Venden cited the town-owned market-rate housing at Harbor Hill as an example of this focus. She joined the board of the Year-Round Market-Rate Rental Housing Trust last year because she was concerned about the project’s long-term financing. Making sure Harbor Hill is sustainable is a prerequisite for other housing efforts, said Venden.
“We have very dramatic housing needs that are not going to be met by the marketplace here,” she explained. “I am concerned with where we are going on housing in the next three years, and making sure we have the resources to expand housing. Maushope is looking at an expansion — that’s low-income senior housing. We need to move forward with affordable housing at the V.F.W. As a community, we owe it to ourselves to make Harbor Hill work.
“But we need to make sure this project is healthy, that the numbers are reliable, and that townspeople have confidence in the way we’re going about this,” she added. Venden pushed for a capital needs assessment for the property, to make sure future costs were better understood. She is also interested in finding out if there can be an infusion of private capital while maintaining the existing rental rules.
A chain of other expenses also concern Venden, including the ill-fated police station plan. “We need to reform a committee of architects, engineers, Chief Golden, and people who have recently built police stations on the Cape, and see what we can come up with,” she said. “I thought the location was a good one,” she said of the site between Jerome Smith Road and Route 6. “The cost was not out of line, if you look at other stations that have been built on the Cape,” she argued. That proposal was sidetracked by a discussion of the V.F.W. site, she said. “I was really disappointed by that — it obscured the issue.”

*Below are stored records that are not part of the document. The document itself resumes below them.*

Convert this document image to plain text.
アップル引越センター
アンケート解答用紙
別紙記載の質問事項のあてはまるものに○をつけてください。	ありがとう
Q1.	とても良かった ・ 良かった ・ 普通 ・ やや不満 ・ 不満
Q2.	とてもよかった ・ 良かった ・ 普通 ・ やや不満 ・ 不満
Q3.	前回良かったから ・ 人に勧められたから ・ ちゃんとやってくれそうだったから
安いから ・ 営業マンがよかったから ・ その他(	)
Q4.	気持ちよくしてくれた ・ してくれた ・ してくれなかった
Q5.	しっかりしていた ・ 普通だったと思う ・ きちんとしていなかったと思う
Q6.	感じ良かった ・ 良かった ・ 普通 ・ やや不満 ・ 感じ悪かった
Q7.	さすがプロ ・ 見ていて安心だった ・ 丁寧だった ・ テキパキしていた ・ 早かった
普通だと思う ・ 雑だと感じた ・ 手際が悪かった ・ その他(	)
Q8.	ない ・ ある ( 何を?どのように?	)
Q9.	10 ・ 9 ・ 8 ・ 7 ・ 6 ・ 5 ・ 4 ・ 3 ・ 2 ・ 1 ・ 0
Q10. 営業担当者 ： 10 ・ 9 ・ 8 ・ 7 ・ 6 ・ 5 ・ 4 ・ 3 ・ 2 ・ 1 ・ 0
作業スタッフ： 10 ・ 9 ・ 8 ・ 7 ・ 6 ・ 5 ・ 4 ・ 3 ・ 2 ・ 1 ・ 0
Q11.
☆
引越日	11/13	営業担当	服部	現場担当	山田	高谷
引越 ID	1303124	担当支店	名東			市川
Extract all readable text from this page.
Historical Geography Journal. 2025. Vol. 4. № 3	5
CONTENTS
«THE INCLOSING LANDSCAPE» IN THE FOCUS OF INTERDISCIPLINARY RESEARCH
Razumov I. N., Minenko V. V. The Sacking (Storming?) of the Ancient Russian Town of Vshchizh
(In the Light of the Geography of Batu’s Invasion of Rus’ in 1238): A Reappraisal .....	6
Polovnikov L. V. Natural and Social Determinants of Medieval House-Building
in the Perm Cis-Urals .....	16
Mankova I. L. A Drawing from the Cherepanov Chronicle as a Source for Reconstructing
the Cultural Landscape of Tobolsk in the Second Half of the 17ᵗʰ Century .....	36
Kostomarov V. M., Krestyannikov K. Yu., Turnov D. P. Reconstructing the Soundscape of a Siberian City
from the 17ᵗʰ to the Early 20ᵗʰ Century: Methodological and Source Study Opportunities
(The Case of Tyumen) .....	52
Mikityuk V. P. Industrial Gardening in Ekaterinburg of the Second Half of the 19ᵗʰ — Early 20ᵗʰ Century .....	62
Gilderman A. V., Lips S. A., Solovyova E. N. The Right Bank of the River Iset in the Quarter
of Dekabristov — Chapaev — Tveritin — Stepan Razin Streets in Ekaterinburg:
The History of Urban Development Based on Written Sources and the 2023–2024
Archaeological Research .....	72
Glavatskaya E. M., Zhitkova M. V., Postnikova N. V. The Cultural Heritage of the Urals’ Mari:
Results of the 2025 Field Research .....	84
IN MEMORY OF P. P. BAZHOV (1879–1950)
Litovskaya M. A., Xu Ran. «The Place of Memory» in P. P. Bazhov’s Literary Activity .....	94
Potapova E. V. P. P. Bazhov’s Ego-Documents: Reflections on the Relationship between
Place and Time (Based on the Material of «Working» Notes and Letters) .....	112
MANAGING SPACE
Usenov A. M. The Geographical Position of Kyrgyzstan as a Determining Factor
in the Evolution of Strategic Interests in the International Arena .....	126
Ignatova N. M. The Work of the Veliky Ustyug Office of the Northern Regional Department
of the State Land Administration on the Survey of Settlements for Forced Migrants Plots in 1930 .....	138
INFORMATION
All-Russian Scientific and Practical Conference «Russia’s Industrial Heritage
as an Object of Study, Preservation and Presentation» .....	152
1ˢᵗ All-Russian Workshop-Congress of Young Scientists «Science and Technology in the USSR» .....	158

Venden wants to see a new police station proposed soon, because a new DPW facility is in line behind it.
“Truro has a $20 million proposal for a DPW garage, and we have a $14 million DPW proposal,” she said. “I realize it flies in the face of some longstanding traditions, but I would like to see us collaborate on some of these things. I would hope that we could figure out a way to make that work.”
Long-term planning is Venden’s recurring theme. “We need to make sure we focus the staff on not just this year or next year. We need to think about where to spend our money for the future of this town. We need to support a more diverse and resilient economy. A larger vision of where the town is going — that’s the select board’s role.”